Youth benefit from HEART/NTA art and craft workshop
On Thursday, December 14, seven trainees successfully ended a 12-week art and craft workshop project in a certificate ceremony held at Adult and Special Education Division of HEART/NTA, 47B South Camp Road, Kingston.
This division, which manages the project under the auspices of its parish office for Kingston and St Andrew, located at 124 East Street, Kingston, was formerly known as the Jamaican Foundation for Lifelong Learning (JFLL).
The workshop idea was conceived two years ago in a discussion about the “limited access of art to Jamaican children in socially depressed areas”. “The main concern expressed was the need to expose a wider cross-section of children and young persons ... to various forms of art within the context of lifelong learning,” the organisers said.

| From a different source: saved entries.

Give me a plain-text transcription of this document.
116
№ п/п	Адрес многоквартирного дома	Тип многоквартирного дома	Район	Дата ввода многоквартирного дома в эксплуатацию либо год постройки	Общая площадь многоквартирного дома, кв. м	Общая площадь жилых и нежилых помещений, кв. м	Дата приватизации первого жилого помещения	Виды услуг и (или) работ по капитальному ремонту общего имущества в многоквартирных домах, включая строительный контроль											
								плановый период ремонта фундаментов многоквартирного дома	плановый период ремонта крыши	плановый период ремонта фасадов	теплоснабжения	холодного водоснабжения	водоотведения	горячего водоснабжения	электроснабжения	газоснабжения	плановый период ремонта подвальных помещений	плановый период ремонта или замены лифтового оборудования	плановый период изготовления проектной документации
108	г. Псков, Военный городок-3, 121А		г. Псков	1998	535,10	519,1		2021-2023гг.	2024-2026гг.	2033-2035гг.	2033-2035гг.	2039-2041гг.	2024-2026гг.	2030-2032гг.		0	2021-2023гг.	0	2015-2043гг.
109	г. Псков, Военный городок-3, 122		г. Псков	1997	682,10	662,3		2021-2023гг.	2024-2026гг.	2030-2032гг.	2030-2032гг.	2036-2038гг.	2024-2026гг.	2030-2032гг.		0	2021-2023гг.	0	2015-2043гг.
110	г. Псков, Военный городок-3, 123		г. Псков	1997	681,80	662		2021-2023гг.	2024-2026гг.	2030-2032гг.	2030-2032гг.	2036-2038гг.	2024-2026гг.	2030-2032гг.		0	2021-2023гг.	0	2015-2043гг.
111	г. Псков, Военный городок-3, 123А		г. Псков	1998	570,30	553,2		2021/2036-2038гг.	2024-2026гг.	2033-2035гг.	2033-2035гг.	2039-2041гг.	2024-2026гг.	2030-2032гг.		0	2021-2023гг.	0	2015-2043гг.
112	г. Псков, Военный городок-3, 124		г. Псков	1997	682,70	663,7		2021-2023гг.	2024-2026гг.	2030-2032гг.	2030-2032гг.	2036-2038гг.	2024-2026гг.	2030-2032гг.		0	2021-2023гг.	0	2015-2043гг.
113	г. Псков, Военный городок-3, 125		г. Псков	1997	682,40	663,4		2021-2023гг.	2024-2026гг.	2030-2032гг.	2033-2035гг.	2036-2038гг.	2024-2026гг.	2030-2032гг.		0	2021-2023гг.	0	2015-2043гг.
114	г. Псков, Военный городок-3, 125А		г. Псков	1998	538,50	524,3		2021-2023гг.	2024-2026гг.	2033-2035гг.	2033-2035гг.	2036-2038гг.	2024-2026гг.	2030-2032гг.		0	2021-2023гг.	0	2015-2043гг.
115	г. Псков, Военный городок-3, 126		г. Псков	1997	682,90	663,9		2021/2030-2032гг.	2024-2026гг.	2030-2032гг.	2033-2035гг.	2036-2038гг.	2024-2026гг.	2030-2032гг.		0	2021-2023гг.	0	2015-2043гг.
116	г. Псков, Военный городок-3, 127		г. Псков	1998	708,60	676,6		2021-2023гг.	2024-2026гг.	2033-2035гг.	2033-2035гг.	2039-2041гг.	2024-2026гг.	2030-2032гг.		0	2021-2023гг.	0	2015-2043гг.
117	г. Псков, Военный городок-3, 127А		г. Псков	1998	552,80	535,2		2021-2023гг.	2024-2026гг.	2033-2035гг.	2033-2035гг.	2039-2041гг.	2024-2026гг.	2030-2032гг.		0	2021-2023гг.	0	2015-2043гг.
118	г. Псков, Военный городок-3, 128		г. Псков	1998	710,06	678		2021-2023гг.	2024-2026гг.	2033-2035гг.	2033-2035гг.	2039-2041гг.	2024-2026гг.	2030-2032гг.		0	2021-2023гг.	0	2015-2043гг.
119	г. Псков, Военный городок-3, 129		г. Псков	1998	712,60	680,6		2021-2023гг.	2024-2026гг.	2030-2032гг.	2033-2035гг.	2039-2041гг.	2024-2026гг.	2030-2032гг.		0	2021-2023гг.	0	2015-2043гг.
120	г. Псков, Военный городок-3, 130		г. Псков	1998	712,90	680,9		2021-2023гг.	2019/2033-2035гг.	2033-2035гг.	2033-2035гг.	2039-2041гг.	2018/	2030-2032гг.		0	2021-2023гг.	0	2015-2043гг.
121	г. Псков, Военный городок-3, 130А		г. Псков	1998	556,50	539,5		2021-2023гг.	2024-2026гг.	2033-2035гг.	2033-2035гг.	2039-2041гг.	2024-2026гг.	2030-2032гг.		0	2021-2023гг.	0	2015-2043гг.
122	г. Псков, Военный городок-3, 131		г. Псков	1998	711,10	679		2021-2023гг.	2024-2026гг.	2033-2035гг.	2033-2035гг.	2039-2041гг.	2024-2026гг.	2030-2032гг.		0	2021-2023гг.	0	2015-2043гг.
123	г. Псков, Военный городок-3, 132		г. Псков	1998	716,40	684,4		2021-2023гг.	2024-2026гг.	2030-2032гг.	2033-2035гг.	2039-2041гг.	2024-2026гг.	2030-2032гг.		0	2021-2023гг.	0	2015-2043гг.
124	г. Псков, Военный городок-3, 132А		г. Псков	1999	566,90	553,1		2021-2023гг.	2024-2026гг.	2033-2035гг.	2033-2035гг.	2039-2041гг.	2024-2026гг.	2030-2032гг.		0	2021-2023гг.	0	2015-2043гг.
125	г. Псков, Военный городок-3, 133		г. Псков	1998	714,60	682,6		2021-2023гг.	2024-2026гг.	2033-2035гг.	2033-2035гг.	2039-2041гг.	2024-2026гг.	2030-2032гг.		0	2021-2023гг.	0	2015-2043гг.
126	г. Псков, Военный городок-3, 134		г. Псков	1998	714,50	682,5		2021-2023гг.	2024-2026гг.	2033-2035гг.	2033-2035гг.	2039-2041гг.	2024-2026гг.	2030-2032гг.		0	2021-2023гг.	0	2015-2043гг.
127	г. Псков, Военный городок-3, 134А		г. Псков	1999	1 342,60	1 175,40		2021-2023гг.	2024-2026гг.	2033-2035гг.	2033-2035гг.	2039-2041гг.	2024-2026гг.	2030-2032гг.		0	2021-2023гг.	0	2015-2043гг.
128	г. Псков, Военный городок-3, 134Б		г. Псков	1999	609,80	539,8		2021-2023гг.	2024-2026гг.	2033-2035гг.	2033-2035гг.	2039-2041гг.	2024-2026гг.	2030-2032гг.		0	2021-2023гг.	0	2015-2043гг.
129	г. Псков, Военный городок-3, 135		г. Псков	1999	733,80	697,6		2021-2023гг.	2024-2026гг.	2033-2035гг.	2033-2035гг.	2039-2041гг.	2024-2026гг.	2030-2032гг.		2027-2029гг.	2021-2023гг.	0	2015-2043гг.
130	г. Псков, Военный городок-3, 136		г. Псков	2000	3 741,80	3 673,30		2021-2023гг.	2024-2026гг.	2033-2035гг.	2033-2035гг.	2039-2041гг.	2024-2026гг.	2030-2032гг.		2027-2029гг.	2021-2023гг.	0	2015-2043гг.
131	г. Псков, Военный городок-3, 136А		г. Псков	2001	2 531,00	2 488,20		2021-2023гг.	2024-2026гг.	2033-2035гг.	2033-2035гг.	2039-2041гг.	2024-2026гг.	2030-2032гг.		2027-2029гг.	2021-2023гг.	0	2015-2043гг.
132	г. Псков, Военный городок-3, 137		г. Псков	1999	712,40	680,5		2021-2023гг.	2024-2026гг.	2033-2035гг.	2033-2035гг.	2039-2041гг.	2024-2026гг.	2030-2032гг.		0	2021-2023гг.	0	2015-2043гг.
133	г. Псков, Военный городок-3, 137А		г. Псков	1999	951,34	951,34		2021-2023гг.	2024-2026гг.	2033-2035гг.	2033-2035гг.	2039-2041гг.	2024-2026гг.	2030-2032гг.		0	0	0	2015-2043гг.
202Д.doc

Children were to be the target, but after much retrospection the initiators felt that “the project would have a greater impact in the long-term if parents were first engaged in these activities”. The overall aim of the project is to enable learners to plan, solve problems, and use and craft as a means of thinking and communication.
Classes are facilitated by a qualified artist and art instructor, who is also the coordinator of the workshop. The students who completed the recent workshop were trained by artist Mazola wa Mwashighadi.
Mwashighadi said there are many people who are making jewellery, therefore the approach to creativity must be different. Artisans, therefore, must thinking creatively to have an edge. The workshop he said suffered many “misfortune” including the drop in the number of trainees who had started.
The project started with 18 trainees, but only Muffin Bailey, Marcia Adams, Claudine Bowen-Black, Marie Taylor, Karen Miller, Novelette McKay and Kedeisha Johnson were present at the certificate ceremony, exhibition and sale.
On behalf of the trainees, Bowen-Black and McKay reflected on their experience. An emotional Bowen-Black graciously thanked the stakeholders, saying she did not know she had it “inside” of her to create the pieces on display. She was echoed by her colleague, who described their sojourn as an “exciting” and “grand” time.
The trainees were addressed by the guest speaker, retired conference interpreter, Annie Rose Kitchin, who was introduced by Althea Byll-Cataria, project initiator and sponsor.
Kitchin congratulated the trainees for the “courage shown” and the “vision demonstrated” in making sacrifices to undergo the training. She said she was there to talk about their goals, and encouraged them to seize the many opportunities that might present themselves, while saying nothing is out of bounds in pursuit of their goals
After telling the story of a determined African woman who endured unspeakable abuse and hardship before obtaining a doctorate, she said, inter alia, “Whatever you dream, I encourage you to go for it. Let nothing hold you back. Don’t listen to people who discourage you, or tell you it can’t be done ... Don’t listen to people who want you to be just like them, or to stay in your place.”
In moving the vote of thank Muffin Baily, who was participating in the project for the second time, profusely thanked everyone who was involved in the project. She also highlighted how she benefited from the programme.
Before her presentation Bailey and the other trainees modelled some of their own creations, which received positive feedback. Necklaces, wristlets, decorated bottles, metal and clay items, collages and paintings were all on display.